20La grille de questions ouvertes utilisée pour les entretiens semi-directifs a été conçue à partir de la revue de littérature présentée ci-dessus. Cette grille s’organisait en trois thèmes : l’expérience générale de la formation (par exemple : Comment vivez-vous votre formation à distance ? En quoi diffère-t-elle de ce que vous avez pu vivre avant ?) (Thème 1) ; l’aménagement de l’espace de travail et les stratégies pour se motiver (par exemple : Pouvez-vous me décrire le ou les endroits où vous avez l’habitude de travailler, la façon dont vous les organisez ? Effectuez-vous des rituels avant de vous mettre au travail, des pauses en cours d’activité ?) (Thème 2) ; la présence sociale et les interactions avec les pairs (par exemple : Comment vous sentez-vous par rapport aux autres étudiants et à la classe ? Lorsque vous travaillez seul(e) chez vous, savez-vous ce que font les autres étudiants, êtes-vous en contact avec certains d’entre eux ?) (Thème 3). En amont des entretiens, les étudiantes ont été invitées à envoyer des photos de leur(s) lieu(x) d’étude. Ces photos ont été utilisées comme supports aux questions du Thème 2.

21Les interviews retranscrits ont fait l’objet d’une analyse phénoménologique interprétative (API). L’API a été utilisée pour saisir et rendre compte de l’expérience vécue en formation à distance. Il s’agit de s’intéresser à ce que vivent les étudiantes, à la façon dont elles donnent sens à leur vécu au sein de la formation. Dans ce type d’analyse, le chercheur « reste au plus près du discours », et procède selon une double herméneutique : il « essaye de faire sens de la manière dont le sujet fait sens de son expérience subjective », son interprétation reposant sur la littérature scientifique associée à la problématique abordée (Fasse, Sultan et Flahault, 2014, p. 181). L’API a fait émerger 4 thèmes hyperonymes décrits ci-après.

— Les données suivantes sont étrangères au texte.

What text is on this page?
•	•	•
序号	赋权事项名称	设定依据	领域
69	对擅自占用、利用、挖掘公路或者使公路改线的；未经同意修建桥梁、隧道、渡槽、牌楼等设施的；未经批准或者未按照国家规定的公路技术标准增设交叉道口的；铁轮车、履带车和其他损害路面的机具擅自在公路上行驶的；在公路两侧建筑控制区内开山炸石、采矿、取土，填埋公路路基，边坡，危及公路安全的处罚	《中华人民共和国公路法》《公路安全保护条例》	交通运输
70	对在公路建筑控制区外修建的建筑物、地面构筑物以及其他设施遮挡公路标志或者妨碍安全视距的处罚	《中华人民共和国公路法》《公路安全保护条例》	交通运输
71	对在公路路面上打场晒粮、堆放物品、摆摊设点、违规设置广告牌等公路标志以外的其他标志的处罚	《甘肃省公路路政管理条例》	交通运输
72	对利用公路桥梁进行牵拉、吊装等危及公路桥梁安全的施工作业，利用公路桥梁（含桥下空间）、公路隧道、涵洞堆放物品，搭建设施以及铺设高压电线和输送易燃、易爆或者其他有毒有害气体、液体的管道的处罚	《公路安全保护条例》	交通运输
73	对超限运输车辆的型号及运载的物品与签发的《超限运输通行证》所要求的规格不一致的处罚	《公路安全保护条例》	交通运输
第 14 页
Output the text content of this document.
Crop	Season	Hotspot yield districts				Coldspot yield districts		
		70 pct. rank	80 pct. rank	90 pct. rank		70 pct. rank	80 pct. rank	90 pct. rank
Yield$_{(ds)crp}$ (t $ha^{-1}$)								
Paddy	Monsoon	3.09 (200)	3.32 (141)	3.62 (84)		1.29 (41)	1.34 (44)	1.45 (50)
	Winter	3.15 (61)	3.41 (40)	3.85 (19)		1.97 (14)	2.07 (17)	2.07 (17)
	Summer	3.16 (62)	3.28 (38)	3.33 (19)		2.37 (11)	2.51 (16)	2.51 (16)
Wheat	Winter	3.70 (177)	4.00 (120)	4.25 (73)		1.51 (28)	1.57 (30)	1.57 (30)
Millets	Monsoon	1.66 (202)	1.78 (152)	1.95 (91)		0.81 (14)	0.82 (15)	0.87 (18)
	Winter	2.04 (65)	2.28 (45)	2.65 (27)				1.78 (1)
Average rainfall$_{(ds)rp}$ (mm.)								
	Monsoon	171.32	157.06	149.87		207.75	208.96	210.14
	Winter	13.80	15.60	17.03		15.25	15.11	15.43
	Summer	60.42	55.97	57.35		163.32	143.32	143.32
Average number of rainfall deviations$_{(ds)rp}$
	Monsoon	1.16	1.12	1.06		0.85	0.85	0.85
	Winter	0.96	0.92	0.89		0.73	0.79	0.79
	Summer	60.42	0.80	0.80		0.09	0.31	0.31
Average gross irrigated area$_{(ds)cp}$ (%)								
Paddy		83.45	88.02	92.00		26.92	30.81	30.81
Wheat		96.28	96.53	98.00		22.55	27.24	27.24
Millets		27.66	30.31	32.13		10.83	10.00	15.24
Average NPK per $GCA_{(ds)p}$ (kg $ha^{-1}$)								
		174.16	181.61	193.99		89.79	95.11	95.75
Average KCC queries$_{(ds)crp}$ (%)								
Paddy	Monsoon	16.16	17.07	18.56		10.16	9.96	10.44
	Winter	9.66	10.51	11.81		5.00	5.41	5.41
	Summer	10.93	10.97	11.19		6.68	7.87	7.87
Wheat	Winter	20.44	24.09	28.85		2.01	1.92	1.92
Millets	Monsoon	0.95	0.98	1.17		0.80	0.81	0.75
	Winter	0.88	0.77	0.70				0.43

Thème 1 : Difficultés à gérer de front travail, études, famille et loisirs

22Un des défis majeurs est d’allouer du temps aux activités d’apprentissage pendant les périodes à distance, de « jongler » entre ces tâches et celles liées à la vie professionnelle, personnelle et familiale. La formation à distance est associée à une « charge de travail importante », et est vécue comme quelque chose qui est « fait à côté du reste » ; qui peut entrer en conflit avec les autres sphères de vie et entraîner une perte « de la qualité de vie familiale » ; qui implique des « contraintes », « concessions », « responsabilités », « d’avoir ton propre rythme » et d’être « organisée » ; qui amène à être « pas mal stressée » et parfois « dure avec toi-même ». Le côté « dur » peut se retrouver dans le fait que certaines étudiantes enchaînent les activités professionnelles et de formation sans s’accorder de pauses. Cela témoigne d’une certaine porosité entre les différentes sphères et ici, entre la sphère professionnelle et celle de la formation.

« La charge de travail est importante, parce que c’est quelque chose qu’on fait à côté du reste. Et à côté du reste, il reste peu de temps. » [Étudiante 1]

« On a plutôt à faire à des gens qui sont quand même pas mal stressés, qui doivent cumuler leur vie professionnelle et leur vie familiale. » [Étudiante 2]

« Tu dois vraiment avoir ton propre rythme, c’est une liberté immense, mais en même temps c’est beaucoup de contraintes. Enfin pas de contraintes, mais de responsabilités, parce que tu dois vraiment être organisée et être dure avec toi-même parfois. » [Étudiante 3]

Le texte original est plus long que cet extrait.